A la faveur du cessez-le-feu signé en octobre 2020, la production de pétrole s’est spectaculairement redressée en Libye, atteignant 1,2 million de barils par jour en décembre. Elle a ainsi été multipliée par dix en quelques semaines, signe d’un certain retour à la normale. Pour autant, on est encore loin de la production du temps du régime de Mouammar Kadhafi, quand elle dépassait le million et demi de barils jour. A l’époque, l’or noir était la manne absolue sur laquelle reposait la quasi totalité de l’économie libyenne et la puissance de son chef.
Mais ce redressement reste fragile, menacé déjà par l’usure du matériel, peu ou pas entretenu après une décennie de guerre civile. Ainsi, d’un coup, l’exportation a chuté de 200 000 barils suite à la fermeture d’un oléoduc victime de fuites majeures.“Ce qu’il s’est passé chez WAHA se produit chaque jour dans d’autres compagnies qui souffrent des coupes budgétaires, précise dans un communiqué la National Oil Compagny qui regroupe les acteurs du secteur.Toutes risquent de devoir réduire leur production, voire de l’interrompre totalement.”

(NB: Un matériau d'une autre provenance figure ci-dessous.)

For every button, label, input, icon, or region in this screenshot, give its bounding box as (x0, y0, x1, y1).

La production reste également sous la menace de groupes armés qui s’en prennent aux installations pétrolières, exercent du chantage à l’attentat.“C’est un miracle que le secteur pétrolier continue de fonctionner malgré des infrastructures vétustes et endommagées par la guerre, la négligence ou les sabotages”, explique à l’AFP Al-Mahdi Omar, un ingénieur pétrolier libyen.
Reste enfin que ce redémarrage de l’économie pétrolière est avant tout lié à un changement de stratégie politique. C’est le maréchal Khalifa Haftar, l’homme fort de l’Est libyen, qui en avait fait un moyen de pression.
Il y a un an, les pro-Haftar ont bloqué la production et les exportations sur les champs et terminaux les plus importants du pays dans le but de réclamer une répartition plus équitable des recettes, gérées par Tripoli. L’échec de son offensive militaire contre le pouvoir de Tripoli a modifié ses plans. Mais rien ne dit que dans un proche avenir cette politique jusqu’au-boutiste ne revienne pas au goût du jour.
Le renouveau du pétrole libyen est donc totalement lié aux négociations de paix qui se déroulent péniblement sous l’égide de l’ONU. Pas à pas, les deux camps travaillent à rétablir une unité nationale. Le 9 novembre 2020, l’émissaire de l’ONU en Libye, Stéphanie Williams, annonçait que les protagonistes étaient parvenu à un accord : “Les participants au Forum de dialogue se sont accordés sur l’organisation d’élections nationales le 24 décembre 2021.”
Mais il reste encore beaucoup de temps pour qu’un revirement des uns ou des autres se produise. La question de la présence des forces étrangères sur le sol libyen est déjà une pierre d’achoppement. Aucun camp ne semble vouloir remercier ses soutiens, turcs pour le GNA (Al-Sarraj), russes pour l’ALN (Haftar).
La population libyenne quant à elle profite bien peu de l’embellie pétrolière. Si à Tripoli les canons se sont tus, dans la capitale tout comme à Benghazi dans l’Est, la population doit désormais subir une augmentation vertigineuse du prix du pain ! La hausse est d’environ 25% pour un aliment qui reste essentiel.
La menace de révolte est prise très au sérieux, d’autant que les boulangers ont baissé un moment le rideau, face à la hausse du prix de la farine liée à sa pénurie sur le marché. Si la Libye a de nouveau du pétrole, elle n’a plus de farine.